Eurovision - There's no place like home

There is a loose-knit community of immigrants in Barbate, Spain. I've met most of them. I've encountered people from Morocco who crossed the Strait of Gibraltar to start their own businesses. There are the street vendors who hail from Senegal, Nigeria and Mauritania, who risked their lives crossing 500 miles of ocean in a wooden canoe to find a better life and to send money to their families. There is the family from China who opened Barbate's only Asian restaurant and have recently expanded their business here. There are my friends from Argentina, England, France and Ireland who came for whatever reason, be it luxury or opportunity.

One of my closest friends is from Cuba. He came to Spain five years ago with a very pregnant wife by "stowing away" on a transport ship. He came so his son wouldn't have to live under a dictator's rule.

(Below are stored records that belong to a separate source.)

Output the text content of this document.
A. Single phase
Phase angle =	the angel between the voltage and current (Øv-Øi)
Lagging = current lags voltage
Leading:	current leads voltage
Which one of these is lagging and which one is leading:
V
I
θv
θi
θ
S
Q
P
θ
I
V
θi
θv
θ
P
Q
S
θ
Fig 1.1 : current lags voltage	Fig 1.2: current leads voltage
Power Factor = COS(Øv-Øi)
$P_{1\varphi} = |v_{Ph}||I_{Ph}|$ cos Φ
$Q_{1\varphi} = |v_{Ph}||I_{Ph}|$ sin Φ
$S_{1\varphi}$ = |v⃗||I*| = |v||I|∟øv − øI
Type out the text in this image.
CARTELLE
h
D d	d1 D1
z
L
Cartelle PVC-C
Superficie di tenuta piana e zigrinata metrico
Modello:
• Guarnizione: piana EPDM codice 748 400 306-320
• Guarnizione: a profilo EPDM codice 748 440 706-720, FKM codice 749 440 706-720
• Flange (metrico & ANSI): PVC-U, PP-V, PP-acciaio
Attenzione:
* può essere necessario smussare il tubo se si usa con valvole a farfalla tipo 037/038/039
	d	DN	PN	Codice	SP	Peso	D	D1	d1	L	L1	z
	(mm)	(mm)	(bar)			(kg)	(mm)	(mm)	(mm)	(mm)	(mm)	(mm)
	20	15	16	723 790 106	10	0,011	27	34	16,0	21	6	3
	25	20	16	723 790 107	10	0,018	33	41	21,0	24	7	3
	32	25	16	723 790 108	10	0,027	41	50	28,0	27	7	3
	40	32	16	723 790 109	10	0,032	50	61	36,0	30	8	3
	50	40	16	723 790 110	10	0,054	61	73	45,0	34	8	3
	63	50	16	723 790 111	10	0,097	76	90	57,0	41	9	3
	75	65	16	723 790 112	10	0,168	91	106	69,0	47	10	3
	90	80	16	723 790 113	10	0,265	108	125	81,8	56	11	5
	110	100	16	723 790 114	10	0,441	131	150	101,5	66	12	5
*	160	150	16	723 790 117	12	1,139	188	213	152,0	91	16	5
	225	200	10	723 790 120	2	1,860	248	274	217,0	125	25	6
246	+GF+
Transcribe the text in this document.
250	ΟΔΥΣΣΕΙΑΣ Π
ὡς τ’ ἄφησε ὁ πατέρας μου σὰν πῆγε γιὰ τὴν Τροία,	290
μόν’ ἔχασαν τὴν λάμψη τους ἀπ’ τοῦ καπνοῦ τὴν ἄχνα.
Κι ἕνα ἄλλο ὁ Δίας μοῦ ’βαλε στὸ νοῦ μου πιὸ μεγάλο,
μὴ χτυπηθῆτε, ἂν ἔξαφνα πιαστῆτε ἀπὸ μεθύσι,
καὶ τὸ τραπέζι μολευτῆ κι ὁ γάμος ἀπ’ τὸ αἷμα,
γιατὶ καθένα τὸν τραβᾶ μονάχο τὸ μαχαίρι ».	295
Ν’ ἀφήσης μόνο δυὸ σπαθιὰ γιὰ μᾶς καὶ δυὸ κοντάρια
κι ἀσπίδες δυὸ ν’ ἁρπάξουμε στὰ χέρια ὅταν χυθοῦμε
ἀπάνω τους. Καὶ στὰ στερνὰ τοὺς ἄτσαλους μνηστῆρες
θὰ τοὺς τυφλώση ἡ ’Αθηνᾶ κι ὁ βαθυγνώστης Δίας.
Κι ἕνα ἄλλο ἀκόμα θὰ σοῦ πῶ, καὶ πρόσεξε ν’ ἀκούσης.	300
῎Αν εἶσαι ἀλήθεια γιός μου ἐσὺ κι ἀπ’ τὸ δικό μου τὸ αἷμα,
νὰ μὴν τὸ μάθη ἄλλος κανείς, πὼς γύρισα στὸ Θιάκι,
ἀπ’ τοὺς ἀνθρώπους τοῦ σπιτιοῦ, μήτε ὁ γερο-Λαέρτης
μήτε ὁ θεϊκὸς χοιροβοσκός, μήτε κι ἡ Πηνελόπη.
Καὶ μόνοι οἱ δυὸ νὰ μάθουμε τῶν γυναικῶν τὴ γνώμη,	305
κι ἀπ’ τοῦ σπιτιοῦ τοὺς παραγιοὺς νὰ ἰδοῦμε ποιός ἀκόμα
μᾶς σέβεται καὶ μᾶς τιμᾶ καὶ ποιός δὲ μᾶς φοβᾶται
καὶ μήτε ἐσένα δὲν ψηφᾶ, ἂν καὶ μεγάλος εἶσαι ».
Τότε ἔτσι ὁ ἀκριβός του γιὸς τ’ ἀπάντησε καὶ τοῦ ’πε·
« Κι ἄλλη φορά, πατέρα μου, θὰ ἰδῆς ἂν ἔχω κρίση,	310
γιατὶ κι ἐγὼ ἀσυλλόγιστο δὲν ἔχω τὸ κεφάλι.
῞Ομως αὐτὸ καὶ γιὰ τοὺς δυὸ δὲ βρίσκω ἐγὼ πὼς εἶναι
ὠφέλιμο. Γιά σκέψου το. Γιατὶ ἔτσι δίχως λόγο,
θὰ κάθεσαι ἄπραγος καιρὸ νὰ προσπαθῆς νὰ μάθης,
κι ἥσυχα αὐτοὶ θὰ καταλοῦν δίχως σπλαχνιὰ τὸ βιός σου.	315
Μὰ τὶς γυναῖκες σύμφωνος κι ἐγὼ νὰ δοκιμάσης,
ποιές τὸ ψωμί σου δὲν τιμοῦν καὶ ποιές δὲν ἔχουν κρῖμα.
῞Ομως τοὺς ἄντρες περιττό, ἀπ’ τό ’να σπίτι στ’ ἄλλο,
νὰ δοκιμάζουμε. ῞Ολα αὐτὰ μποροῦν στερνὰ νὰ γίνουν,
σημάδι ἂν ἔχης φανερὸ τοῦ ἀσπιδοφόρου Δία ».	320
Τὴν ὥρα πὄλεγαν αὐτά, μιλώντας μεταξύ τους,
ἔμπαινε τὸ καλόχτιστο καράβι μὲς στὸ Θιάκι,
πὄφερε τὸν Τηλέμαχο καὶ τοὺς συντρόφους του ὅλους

We joke often about Castro, local politics and gripe about the bleak unemployment picture. We talk sometimes about going back to our respective countries and he asks me about the United States as an alternative to returning to Castro's Cuba.

I follow the Cuba situation because I'm a politics junky. He follows it on Cuban radio on the Internet because he has a more personal stake. He tells me he hopes this is the end of Fidel but thinks Raul is worse and it will be a long time still until Cuba sees some change.

My friend is going home to Cuba later this year. He's been talking about it for some time. He says it's only for a vacation. I joke maybe he should exchange his Cuban passport for a Spanish one so he could come back. Something about him says maybe he doesn't want to.

I suppose no matter how bad it gets home is still home.